Philippe Alcoy
« Il n’y a plus un chat ou un chien vivant dans la ville »,
témoigne un habitant de Madaya. Il ne s’agit pas d’une catastrophe
vétérinaire ou d’un mépris des habitants de la ville pour les animaux
domestiques. Non. On les a mangés. Les 40.000 habitants de Madaya se
trouvent en état de siège depuis six mois et certains sont en train de
mourir littéralement de faim. Certains survivent avec de l’eau salée et
des soupes d’herbe ou de feuilles. Et même cela commence à manquer.
Les forces armées du régime de Bachar Al-Assad et de ses
alliés du Hezbollah maintiennent les habitants de cette ville
frontalière avec le Liban et située à 30 km au sud de Damas sous un
siège criminel. Non seulement ils laissent une partie de la population
mourir lentement de faim, mais la ville est entourée de mines
antipersonnel et de snipers.
En décembre on estime qu’au moins 23 personnes sont mortes de faim,
dont six enfants. Quatre autres personnes sont mortes en essayant de
fuir de la ville sous le feu des snipers ou suite à l’explosion de mines
anti-personnel.
Les résidents de Madaya passent des jours sans rien manger. Sur les
images diffusées sur les réseaux sociaux et la presse, on y voit des
enfants la peau sur les os, des personnes âgées allongées par terre
maigres et affaiblies. Les basses températures et la neige ne font
qu’aggraver cette situation.
Une des images qui a beaucoup circulé est celle d’une affiche sur une
voiture où l’on lit que le propriétaire l’échange pour dix kilos de riz
ou cinq kilos de lait en poudre. En effet, le prix des aliments y est
exorbitant. Un habitant explique qu’il y a une semaine le kilo de riz
coûtait 202 dollars américains, aujourd’hui il coûte 530 dollars ! Le
kilo de farine coûte près de 100 dollars.
Face à cette situation et à la diffusion de l’information au niveau
international, le régime a dû annoncer qu’il laissera l’aide humanitaire
passer. Mais on ne sait ni quand, ni comment et surtout dans quelles
conditions cela aura lieu. On craint effectivement que, comme par le
passé, l’ouverture de la ville à l’aide humanitaire ne soit qu’un
prétexte pour forcer des civiles à quitter Madaya.
En effet, la position du régime et de ses alliés face à cette ville
tenue par des opposants à Assad est claire : il faut se rendre ou
mourir. Une tactique de guerre criminelle qui se reproduit dans tout le
pays. Selon des membres d’ONG il y aurait actuellement en Syrie environ
400.000 personnes dans cette situation de siège. Et cela n’est pas
l’exclusivité des forces loyalistes qui, en 2012-2013, avaient déjà
utilisé cette tactique barbare contre le camp de réfugiés palestiniens
de Yarmouk. Selon des témoignages, les forces rebelles emploient les mêmes méthodes de siège contre la population civile des villes chiites.
Mais
ces méthodes criminelles ne semblent pas près de s’arrêter. Au
contraire. A la fin du mois, des pourparlers entre le régime et
l’opposition devraient commencer sous l’égide de l’ONU et des puissances internationales.

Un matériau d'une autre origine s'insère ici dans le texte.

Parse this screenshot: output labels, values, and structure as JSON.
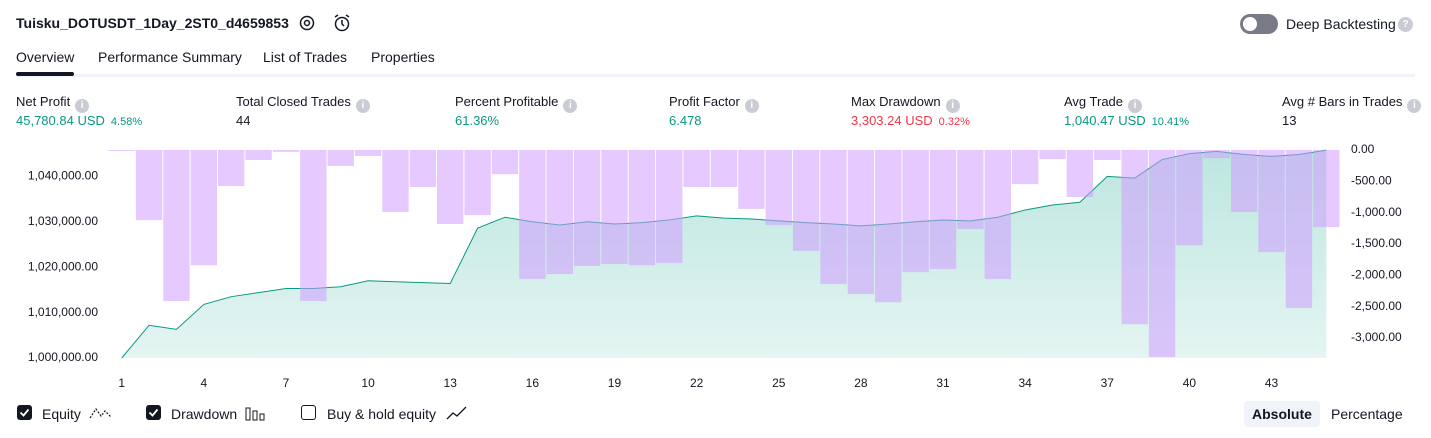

Pour renforcer leur rapport de forces, les différentes parties
essayeront de peser le plus possible sur le terrain. Et cela implique la
conquête de zones stratégiques. En ce sens, les forces armées du
régime, soutenues par l’aviation russe, sont en train d’avancer
résolument vers le sud du pays, où se trouve Madaya.
On peut donc s’attendre à plus d’atrocités dans les prochains jours.
Les crimes contre l’humanité, comme celui perpétré à Madaya, ne sont que
le résultat logique d’une guerre où toutes les parties représentent des
intérêts réactionnaires. C’est une immense tragédie pour les classes
populaires en Syrie.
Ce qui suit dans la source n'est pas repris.